P&O Ferries has resumed passenger sailings between Dover and Calais for the first time since the sacking of 800 UK crew members on March 17.
One crossing was made on Tuesday, and a ‘one ship schedule’ began yesterday (Wednesday, May 4), with the Spirit of Britain making four return trips over the course of the day.
The firm has informed passengers that this one ship schedule will continue until May 7. “If you’re travelling and the time provided is not suitable please call to discuss your options. Alternatively, if you don't wish to travel, please email email@example.com for a refund,” it said.
The Connexion has contacted P&O to ask what will happen after May 7.
#PODover/#POCalais We are pleased to confirm we're operating a one ship schedule 3rd – 7th May.If you're travelling and the time provided is not suitable please call to discuss your options. Alternatively, if you don't wish to travel, please email firstname.lastname@example.org for a refund-— P&O Ferries Updates (@POferriesupdate) May 3, 2022
The first available ship for reservation is now on Saturday (May 7) because tomorrow’s sailings are fully booked.
Spirit of Britain is the only one of the Dover-Calais fleet that is currently cleared to sail, after it passed a safety inspection on April 22 and began freight-only operations on April 26.
Read more: One P&O Dover-Calais cleared to sail
The three other ships on this route remain suspended, with Pride of Canterbury and Spirit of France having not yet been fully examined.
The Pride of Kent, meanwhile, has been detained in Dover for a third time, having failed another safety inspection from the UK’s Maritime and Coastguard Agency (MCA).
An MCA spokesman said: "The Pride of Kent remains under detention after failing to pass its reinspection.
"We will reinspect when requested to do so by P&O Ferries.
“There are no further inspections of P&O Ferries at the moment but we will inspect when requested by the company."
Every P&O ship is required to pass a safety inspection before it can return to the sea after the company suspended sailings with its March redundancies.
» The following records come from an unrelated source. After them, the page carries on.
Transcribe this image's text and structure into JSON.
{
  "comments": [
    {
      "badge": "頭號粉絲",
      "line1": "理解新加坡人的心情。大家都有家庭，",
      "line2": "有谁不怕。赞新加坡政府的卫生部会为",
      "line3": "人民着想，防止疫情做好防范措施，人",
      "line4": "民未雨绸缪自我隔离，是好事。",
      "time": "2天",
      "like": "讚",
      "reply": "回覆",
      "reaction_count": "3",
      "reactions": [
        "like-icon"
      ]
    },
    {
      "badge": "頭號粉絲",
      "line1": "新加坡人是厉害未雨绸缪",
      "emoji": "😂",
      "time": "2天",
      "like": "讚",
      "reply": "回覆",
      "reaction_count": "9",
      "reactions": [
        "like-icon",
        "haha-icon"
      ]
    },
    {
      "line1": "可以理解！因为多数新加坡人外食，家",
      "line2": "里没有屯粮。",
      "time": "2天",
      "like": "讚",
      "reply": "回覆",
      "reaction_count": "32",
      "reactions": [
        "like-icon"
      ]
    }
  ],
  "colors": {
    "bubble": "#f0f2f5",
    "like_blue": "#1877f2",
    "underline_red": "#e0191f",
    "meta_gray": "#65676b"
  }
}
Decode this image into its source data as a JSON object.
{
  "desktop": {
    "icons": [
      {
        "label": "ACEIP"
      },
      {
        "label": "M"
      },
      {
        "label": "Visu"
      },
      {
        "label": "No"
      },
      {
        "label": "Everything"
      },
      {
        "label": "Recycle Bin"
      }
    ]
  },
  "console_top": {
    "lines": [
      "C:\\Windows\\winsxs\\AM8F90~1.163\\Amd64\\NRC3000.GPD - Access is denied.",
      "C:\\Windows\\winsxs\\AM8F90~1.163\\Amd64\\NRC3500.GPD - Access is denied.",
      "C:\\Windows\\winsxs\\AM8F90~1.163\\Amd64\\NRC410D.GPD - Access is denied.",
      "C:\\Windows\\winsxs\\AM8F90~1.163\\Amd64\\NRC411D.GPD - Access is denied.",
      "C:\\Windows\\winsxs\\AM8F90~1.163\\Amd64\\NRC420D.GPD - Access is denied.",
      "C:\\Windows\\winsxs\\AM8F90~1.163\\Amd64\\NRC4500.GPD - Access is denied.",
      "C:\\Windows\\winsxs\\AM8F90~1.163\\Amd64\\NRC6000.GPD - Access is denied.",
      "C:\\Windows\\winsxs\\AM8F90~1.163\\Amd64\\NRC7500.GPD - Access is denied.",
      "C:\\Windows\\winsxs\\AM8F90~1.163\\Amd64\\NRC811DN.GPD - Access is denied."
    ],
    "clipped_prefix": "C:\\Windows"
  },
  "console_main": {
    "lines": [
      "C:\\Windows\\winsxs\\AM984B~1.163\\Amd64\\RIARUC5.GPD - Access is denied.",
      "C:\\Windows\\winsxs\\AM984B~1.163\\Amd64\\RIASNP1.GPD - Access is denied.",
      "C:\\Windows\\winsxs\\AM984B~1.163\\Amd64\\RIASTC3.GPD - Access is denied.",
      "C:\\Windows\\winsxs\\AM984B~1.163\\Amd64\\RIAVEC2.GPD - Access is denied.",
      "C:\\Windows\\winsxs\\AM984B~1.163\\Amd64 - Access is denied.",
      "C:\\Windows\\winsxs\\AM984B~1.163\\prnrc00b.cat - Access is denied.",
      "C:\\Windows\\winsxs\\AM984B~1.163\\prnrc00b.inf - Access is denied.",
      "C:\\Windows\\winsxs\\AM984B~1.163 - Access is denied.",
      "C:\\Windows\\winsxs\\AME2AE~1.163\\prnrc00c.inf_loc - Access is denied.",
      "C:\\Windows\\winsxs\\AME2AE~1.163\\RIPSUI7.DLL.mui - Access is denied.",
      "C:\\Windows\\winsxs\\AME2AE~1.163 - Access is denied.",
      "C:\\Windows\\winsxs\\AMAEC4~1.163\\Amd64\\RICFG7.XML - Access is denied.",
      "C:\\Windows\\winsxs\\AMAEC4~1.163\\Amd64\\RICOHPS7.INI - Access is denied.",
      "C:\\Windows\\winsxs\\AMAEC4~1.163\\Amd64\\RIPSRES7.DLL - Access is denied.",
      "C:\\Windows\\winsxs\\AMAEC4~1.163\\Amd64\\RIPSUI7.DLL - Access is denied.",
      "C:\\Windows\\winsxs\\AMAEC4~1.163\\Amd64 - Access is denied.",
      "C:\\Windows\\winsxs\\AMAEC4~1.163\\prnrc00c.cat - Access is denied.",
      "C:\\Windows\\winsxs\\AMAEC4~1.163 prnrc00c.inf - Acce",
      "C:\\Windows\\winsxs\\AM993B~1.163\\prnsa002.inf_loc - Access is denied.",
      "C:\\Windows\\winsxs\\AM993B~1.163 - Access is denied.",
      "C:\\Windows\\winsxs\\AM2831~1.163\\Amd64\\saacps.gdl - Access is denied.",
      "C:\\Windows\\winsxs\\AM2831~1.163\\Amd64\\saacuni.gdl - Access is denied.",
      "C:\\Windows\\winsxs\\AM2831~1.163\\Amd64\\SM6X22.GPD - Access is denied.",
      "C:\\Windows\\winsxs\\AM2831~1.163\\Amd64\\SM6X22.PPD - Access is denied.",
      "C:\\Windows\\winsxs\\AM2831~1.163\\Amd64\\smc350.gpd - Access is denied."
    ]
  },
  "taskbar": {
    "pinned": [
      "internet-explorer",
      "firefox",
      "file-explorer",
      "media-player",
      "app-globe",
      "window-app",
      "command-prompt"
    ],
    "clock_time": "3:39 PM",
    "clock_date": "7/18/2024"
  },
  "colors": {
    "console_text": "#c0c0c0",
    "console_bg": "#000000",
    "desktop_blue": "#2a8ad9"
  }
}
Other ships on the Liverpool-Dublin, Cairnryan-Larne and Hull-Rotterdam routes have already been cleared and resumed crossings.
Inspections carry out checks on matters including the crew’s ability to safely evacuate vessels in an emergency.
P&O Ferries’ abrupt sacking of its British crew in March in order to replace them with cheaper workers prompted outrage among customers, unions, politicians and other public figures. The company stated that the move was necessary to remain financially viable.
UK Prime Minister Boris Johnson said on March 23 that it appears P&O Ferries' move broke the law and that if the company is found guilty, it could face fines of the millions of pounds.